Körperbau und Körperfunktionen

Das Westliche Graue Riesenkänguru ist nur wenig kleiner als der größte Vertreter der Familie, das Rote Riesenkänguru. Maße und Gewichte variieren je nach Quelle, aber die maximale Kopf-Rumpflänge von 222 cm im neuen Handbuch der Säugetiere [10] gehört wohl ins Reich der Fabel. Böcke dürften eine Kopf-Rumpflänge von 130-140 und eine Schwanzlänge von etwa 100 cm erreichen, können bis 66(-72) kg schwer werden und sind mannshoch, wenn sie sich auf den Hinterbeinen aufrichten. Die Weibchen bleiben deutlich kleiner und mit 17-39 kg entsprechend leichter.
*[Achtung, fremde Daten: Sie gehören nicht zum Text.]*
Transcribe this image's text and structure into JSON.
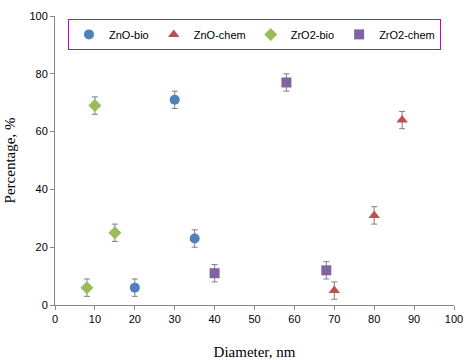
{
  "chart_data": {
    "type": "scatter",
    "x_label": "Diameter, nm",
    "y_label": "Percentage, %",
    "xlim": [
      0,
      100
    ],
    "xticks": [
      0,
      10,
      20,
      30,
      40,
      50,
      60,
      70,
      80,
      90,
      100
    ],
    "ylim": [
      0,
      100
    ],
    "yticks": [
      0,
      20,
      40,
      60,
      80,
      100
    ],
    "grid": false,
    "legend": "top",
    "series": [
      {
        "name": "ZnO-bio",
        "color": "#4f81bd",
        "marker": "circle",
        "x": [
          20,
          30,
          35
        ],
        "values": [
          6,
          71,
          23
        ],
        "error": [
          3,
          3,
          3
        ]
      },
      {
        "name": "ZnO-chem",
        "color": "#c0504d",
        "marker": "triangle-up",
        "x": [
          70,
          80,
          87
        ],
        "values": [
          5,
          31,
          64
        ],
        "error": [
          3,
          3,
          3
        ]
      },
      {
        "name": "ZrO2-bio",
        "color": "#9bbb59",
        "marker": "diamond",
        "x": [
          8,
          10,
          15
        ],
        "values": [
          6,
          69,
          25
        ],
        "error": [
          3,
          3,
          3
        ]
      },
      {
        "name": "ZrO2-chem",
        "color": "#8064a2",
        "marker": "square",
        "x": [
          40,
          58,
          68
        ],
        "values": [
          11,
          77,
          12
        ],
        "error": [
          3,
          3,
          3
        ]
      }
    ]
  }
}
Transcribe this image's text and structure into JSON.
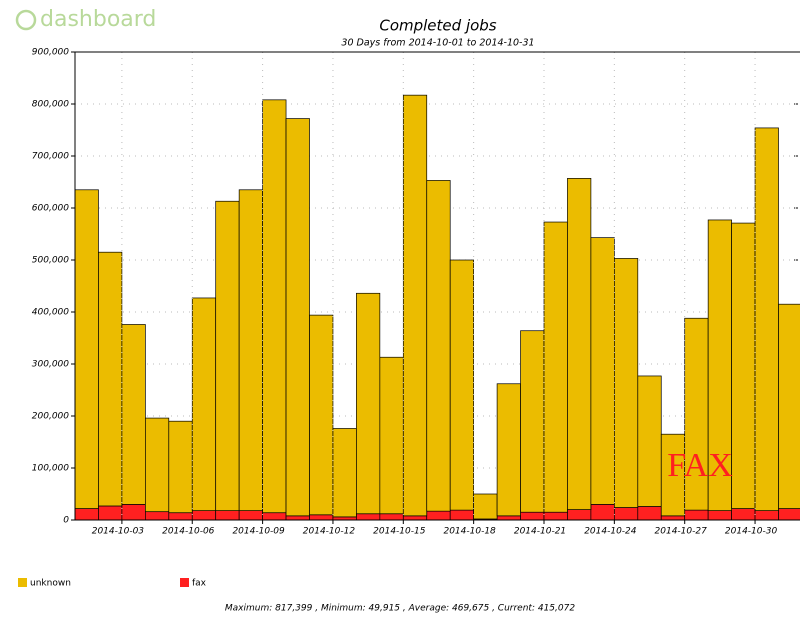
{
  "logo": "dashboard",
  "chart_data": {
    "type": "bar",
    "stacked": true,
    "title": "Completed jobs",
    "subtitle": "30 Days from 2014-10-01 to 2014-10-31",
    "categories": [
      null,
      null,
      "2014-10-03",
      null,
      null,
      "2014-10-06",
      null,
      null,
      "2014-10-09",
      null,
      null,
      "2014-10-12",
      null,
      null,
      "2014-10-15",
      null,
      null,
      "2014-10-18",
      null,
      null,
      "2014-10-21",
      null,
      null,
      "2014-10-24",
      null,
      null,
      "2014-10-27",
      null,
      null,
      "2014-10-30",
      null
    ],
    "series": [
      {
        "name": "unknown",
        "color": "#ebbc00",
        "values": [
          613000,
          488000,
          346000,
          180000,
          176000,
          409000,
          595000,
          617000,
          794000,
          764000,
          384000,
          170000,
          424000,
          301000,
          809000,
          636000,
          481000,
          48000,
          254000,
          349000,
          558000,
          637000,
          513000,
          479000,
          251000,
          157000,
          369000,
          559000,
          549000,
          736000,
          393000
        ]
      },
      {
        "name": "fax",
        "color": "#ff2020",
        "values": [
          22000,
          27000,
          30000,
          16000,
          14000,
          18000,
          18000,
          18000,
          14000,
          8000,
          10000,
          6000,
          12000,
          12000,
          8000,
          17000,
          19000,
          2000,
          8000,
          15000,
          15000,
          20000,
          30000,
          24000,
          26000,
          8000,
          19000,
          18000,
          22000,
          18000,
          22000
        ]
      }
    ],
    "ylim": [
      0,
      900000
    ],
    "yticks": [
      0,
      {
        "value": 100000,
        "label": "100,000"
      },
      {
        "value": 200000,
        "label": "200,000"
      },
      {
        "value": 300000,
        "label": "300,000"
      },
      {
        "value": 400000,
        "label": "400,000"
      },
      {
        "value": 500000,
        "label": "500,000"
      },
      {
        "value": 600000,
        "label": "600,000"
      },
      {
        "value": 700000,
        "label": "700,000"
      },
      {
        "value": 800000,
        "label": "800,000"
      },
      {
        "value": 900000,
        "label": "900,000"
      }
    ],
    "grid": true,
    "annotation": "FAX",
    "footer": "Maximum: 817,399 , Minimum: 49,915 , Average: 469,675 , Current: 415,072"
  }
}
Die Fellfarbe beider Geschlechter ist graubraun [3; 5; 10].

Verbreitung

Australien (Westaustralien, Südaustralien, Victoria, New South Wales). Auf Kangaroo Island lebt die Unterart Macropus fuliginosus fuliginosus, die sich farblich deutlich von ihren Artgenossen auf dem Festland unterscheidet [2; 10].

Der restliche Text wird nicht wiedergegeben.